Rond het nationaal voetbalstadion is het debat emotioneel en zeer politiek. Verschillende beleidsniveaus — Vlaanderen, Brussel, de gemeente Grimbergen — worden tegen elkaar uitgespeeld.
JOOS. “Wat ik in de projectontwikkeling zie, is dat ze weten hoe ze moeten navigeren tussen beleidsniveaus. In de bouwsector zie ik dat minder. Ik trek dat open naar het bedrijfsleven in het algemeen. Men kent de politieke realiteit en het functioneren van de overheid te weinig. Het zijn altijd verschillende werelden die je moet samenbrengen. Bedrijven moeten meer denken zoals politici: een oplossing vind je niet door constant op elkaar in te beuken.”

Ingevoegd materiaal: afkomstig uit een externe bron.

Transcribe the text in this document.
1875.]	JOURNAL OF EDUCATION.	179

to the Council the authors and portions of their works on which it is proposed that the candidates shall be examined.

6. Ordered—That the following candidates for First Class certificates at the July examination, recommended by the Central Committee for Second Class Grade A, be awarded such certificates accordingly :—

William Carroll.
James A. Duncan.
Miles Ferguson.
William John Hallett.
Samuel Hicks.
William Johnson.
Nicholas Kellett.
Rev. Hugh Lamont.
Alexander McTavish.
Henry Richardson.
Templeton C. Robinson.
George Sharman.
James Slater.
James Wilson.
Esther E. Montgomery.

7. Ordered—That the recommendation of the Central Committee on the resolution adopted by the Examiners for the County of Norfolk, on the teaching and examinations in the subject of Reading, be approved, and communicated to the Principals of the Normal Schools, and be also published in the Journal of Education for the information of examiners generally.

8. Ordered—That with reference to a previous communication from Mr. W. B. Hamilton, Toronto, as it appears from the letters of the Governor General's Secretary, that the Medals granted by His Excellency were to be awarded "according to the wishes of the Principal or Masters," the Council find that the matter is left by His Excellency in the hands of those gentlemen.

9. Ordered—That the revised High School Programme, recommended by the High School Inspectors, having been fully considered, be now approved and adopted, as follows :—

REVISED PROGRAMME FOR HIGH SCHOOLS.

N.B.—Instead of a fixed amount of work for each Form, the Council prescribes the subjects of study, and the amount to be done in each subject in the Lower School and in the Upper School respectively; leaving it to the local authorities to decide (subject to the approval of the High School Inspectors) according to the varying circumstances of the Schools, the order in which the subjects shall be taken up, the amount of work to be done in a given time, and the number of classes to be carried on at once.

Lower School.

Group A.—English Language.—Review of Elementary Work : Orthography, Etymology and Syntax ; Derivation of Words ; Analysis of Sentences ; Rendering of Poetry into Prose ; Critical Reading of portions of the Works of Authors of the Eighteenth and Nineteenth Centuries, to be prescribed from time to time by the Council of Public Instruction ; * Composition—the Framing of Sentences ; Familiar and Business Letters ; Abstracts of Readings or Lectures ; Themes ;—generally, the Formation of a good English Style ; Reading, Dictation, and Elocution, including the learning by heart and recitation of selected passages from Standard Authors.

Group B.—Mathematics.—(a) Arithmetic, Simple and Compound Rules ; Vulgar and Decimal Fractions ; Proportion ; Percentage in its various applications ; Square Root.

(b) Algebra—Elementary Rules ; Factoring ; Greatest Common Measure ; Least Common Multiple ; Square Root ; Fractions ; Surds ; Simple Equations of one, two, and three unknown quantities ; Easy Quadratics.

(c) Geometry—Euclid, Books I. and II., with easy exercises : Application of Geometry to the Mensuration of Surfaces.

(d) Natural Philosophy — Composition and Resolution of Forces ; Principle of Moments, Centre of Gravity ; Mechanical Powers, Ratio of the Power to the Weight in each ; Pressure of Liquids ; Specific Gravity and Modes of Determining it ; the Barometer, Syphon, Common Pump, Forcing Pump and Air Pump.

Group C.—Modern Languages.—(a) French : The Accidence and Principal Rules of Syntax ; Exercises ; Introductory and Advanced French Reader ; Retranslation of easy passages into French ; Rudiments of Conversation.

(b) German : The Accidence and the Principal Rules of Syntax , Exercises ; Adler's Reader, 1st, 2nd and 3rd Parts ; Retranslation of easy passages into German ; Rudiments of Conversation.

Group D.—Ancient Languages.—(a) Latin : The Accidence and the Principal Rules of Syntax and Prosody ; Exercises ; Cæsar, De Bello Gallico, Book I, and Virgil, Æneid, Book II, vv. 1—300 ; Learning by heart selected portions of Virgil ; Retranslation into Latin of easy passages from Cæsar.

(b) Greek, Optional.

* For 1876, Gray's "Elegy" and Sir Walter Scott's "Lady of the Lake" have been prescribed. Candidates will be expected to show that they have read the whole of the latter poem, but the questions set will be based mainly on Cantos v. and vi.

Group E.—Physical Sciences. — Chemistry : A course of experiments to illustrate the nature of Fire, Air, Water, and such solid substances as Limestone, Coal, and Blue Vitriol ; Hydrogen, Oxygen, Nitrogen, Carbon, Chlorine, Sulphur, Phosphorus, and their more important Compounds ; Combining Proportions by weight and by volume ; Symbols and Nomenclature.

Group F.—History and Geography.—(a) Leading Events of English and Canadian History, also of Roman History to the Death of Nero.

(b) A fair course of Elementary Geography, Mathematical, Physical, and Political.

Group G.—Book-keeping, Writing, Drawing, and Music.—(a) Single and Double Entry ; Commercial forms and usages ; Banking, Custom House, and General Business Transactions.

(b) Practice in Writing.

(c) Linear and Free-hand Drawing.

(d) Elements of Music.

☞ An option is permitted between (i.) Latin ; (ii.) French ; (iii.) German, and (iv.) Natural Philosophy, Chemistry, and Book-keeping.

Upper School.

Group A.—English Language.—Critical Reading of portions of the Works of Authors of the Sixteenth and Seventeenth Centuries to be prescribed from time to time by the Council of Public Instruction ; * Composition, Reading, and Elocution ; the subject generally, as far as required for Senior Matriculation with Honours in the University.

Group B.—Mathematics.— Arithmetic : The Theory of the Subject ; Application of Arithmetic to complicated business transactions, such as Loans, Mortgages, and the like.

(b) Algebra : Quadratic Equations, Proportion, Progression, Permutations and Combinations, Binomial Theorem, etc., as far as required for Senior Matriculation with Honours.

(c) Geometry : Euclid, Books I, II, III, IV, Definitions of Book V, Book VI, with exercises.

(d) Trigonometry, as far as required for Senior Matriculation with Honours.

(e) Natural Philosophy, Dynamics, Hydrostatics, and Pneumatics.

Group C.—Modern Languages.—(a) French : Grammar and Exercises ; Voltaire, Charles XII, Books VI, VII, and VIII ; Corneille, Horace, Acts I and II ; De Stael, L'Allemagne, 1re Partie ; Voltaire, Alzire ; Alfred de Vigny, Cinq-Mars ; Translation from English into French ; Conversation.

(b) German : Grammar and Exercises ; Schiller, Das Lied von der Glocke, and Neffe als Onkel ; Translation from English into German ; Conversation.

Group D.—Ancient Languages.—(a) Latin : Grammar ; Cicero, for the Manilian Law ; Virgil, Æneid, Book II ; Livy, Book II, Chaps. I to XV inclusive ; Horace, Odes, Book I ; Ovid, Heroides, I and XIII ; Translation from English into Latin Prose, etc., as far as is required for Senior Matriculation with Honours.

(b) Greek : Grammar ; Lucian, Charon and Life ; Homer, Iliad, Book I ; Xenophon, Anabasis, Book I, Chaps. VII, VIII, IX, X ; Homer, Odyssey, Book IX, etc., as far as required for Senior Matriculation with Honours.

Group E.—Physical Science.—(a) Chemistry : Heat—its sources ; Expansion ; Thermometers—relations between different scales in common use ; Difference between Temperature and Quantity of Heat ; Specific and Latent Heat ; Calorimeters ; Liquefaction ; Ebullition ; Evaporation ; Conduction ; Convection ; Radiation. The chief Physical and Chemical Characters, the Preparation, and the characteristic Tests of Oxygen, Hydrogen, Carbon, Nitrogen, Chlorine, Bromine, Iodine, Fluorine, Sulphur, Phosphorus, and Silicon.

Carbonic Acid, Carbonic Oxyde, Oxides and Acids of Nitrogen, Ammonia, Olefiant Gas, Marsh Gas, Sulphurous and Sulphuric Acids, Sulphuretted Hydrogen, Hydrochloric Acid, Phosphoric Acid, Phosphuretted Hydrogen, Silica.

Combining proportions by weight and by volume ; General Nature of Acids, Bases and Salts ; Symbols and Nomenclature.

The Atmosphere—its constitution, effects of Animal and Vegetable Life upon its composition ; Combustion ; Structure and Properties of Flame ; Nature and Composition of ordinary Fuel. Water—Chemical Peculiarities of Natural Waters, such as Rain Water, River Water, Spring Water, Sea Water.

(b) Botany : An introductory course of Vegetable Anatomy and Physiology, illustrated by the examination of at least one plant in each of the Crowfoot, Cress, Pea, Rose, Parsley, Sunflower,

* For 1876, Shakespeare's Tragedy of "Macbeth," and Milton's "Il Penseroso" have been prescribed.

Een vaak terugkomend argument om een project te verdedigen is werkgelegenheid. In uw boek komt u met een fictief voorbeeld van een Deens bedrijf dat in Limburg naar schaliegas wil boren, met banen als argument. Dat is ook wat Bart Verhaeghe zegt: ik zorg voor werk met Uplace en kon het evengoed elders hebben gedaan.
JOOS. “Werkgelegenheid is slechts een van de factoren die politici moeten afwegen. Er zijn ook andere belangen. Neem het dossier van het logistiek bedrijf Essers in Genk dat wil uitbreiden. Een gevoelige kwestie op het snijvlak van economie en natuur. Vlaams minister van Milieu Joke Schauvliege krijgt kritiek van Wouter Deprez over de uitbreiding. Als politicus moet je naast het aspect van de banencreatie ook rekening houden met de milieuwetgeving en luisteren naar de gevoeligheden van de omwonenden. Onderschat niet hoe delicaat haar baan is.”
De vervanging van de F-16-vliegtuigen wordt de komende jaren hét lobbydossier. Hoe kijkt u daar als ex-militair tegenaan?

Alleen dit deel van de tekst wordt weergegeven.